Wednesday, August 23, 2006

Rodney Godek, Pittsburgh Alumni





Rodney Godek

My art making can be derived from a number of sources, yet it has a few factors that ultimately determine its outcome. These factors are experimentation, process, and most importantly, material.

As time passes, new technologies and new ideas are constantly surfacing in my work. A willingness to accept the changes these variables will incur means a willingness to experiment with them. Through the efforts of experimentation, discoveries are made that are both minor and major and I learn from them to continue fostering the growth and evolution of my work.

It is the act of the making, the labor of it, the processes used, that also determine the outcome of my work.
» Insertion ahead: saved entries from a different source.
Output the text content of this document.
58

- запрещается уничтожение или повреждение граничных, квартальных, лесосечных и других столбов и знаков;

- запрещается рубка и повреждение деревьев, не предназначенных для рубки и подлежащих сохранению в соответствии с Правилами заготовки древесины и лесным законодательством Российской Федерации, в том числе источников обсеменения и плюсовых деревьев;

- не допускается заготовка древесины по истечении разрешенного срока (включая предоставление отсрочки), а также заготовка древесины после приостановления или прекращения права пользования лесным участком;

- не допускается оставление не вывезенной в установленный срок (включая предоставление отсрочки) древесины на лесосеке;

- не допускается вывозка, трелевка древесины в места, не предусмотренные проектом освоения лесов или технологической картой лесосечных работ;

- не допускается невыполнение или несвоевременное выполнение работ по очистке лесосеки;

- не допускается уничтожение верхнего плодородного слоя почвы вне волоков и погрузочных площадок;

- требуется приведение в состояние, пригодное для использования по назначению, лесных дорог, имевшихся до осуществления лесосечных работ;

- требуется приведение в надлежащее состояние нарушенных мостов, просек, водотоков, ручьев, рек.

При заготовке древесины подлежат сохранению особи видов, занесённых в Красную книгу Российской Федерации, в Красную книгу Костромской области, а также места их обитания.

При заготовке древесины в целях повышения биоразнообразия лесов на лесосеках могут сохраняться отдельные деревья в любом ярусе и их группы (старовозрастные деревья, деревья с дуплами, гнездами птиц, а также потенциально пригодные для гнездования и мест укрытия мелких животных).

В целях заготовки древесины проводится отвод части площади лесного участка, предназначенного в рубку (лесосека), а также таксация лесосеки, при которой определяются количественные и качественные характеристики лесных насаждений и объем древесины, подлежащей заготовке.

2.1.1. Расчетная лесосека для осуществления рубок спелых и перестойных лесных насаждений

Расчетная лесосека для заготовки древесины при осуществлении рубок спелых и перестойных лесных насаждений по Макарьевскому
Through the intense focus of the processes I use in my work I hope to achieve a complete understanding of the possibilities they have in controlled applications as well as chance occurrences. I want to know what the process can produce, so that I may better prepare myself for the use and manipulation of it later on.

The decision of what to use, and when to use it has always been the key to the creation of my work. I have become so submersed in the materials I use that at times they become more important to me than the object I have created. When I come in contact with the materials, an interaction occurs that becomes something more than just my use and dominance over the material. I strive to allow the material to speak for itself, so that you see and feel the material's presence rather than an illusionistic representation that alludes to something greater than the material itself. To me, there is no greater power.